Conference Proceedings | J Oral Health Dent. 2017;1(S1):A013 | Open Access
Progression of Feeding Abilities in Children with Infantile Pompe Disease Receiving Enzyme Replacement Therapy
Swift G1, Broomfield A2 and Lozano S1
1Great Ormond Street Hospital, London, UK
2Royal Manchester Children’s Hospital, Manchester, UK
Purpose: Infantile Pompe disease (IPD) is a genetic metabolic disorder causing progressive neuromuscular weakness and dysphagia. Enzyme replacement therapy (ERT) has extended life expectancy. However, due to low prevalence and the infancy of ERT there are no long-term studies of dysphagia outcomes.
Methods: Feeding outcomes of 15 infants treated with ERT at a UK tertiary centre were reviewed. These included method of feeding (oral, oral+tube, non-oral) and survival time post-treatment. Comparison was made between feeding methods at three key time points; ERT initiation, ERT+6 months, and most recent assessment age >2 (MRA). Kaplan-Meier survival analysis was used to examine the relationship between feeding at ERT initiation and survival at 2 years.
Results: Six children died before age 2. Children who were fully or partially orally fed at ERT initiation had higher survival rates at 2 years compared to those requiring full tube feeding (100%, 67%, 43% respectively) although this result was not significant. Of the remaining 9, more children required tube feeding at MRA than at ERT +6months. All patients who required some non-oral feeding before age 6 months went on to require long-term tube support.

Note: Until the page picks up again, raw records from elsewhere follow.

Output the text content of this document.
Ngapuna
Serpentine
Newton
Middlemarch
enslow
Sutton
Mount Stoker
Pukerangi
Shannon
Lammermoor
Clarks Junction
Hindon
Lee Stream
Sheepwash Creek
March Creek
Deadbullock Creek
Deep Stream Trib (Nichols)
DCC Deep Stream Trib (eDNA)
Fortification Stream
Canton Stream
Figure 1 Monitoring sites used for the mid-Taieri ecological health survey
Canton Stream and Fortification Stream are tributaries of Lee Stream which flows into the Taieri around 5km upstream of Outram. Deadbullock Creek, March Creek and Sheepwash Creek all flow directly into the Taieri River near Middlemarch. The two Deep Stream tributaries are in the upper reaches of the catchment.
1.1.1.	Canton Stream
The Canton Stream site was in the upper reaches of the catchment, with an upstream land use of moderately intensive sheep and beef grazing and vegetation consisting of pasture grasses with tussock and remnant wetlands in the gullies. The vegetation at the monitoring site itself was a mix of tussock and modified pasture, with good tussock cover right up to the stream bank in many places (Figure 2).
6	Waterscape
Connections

Conclusions: Feeding in children on ERT changes over time and initial improvements may not be maintained. This demonstrates the need for careful and ongoing monitoring of dysphagia in children with IPD. The results are informative for counselling families regarding feeding prognosis and consideration of early gastrostomy insertion. Further research is required to evaluate whether feeding ability at ERT initiation is associated with overall survival.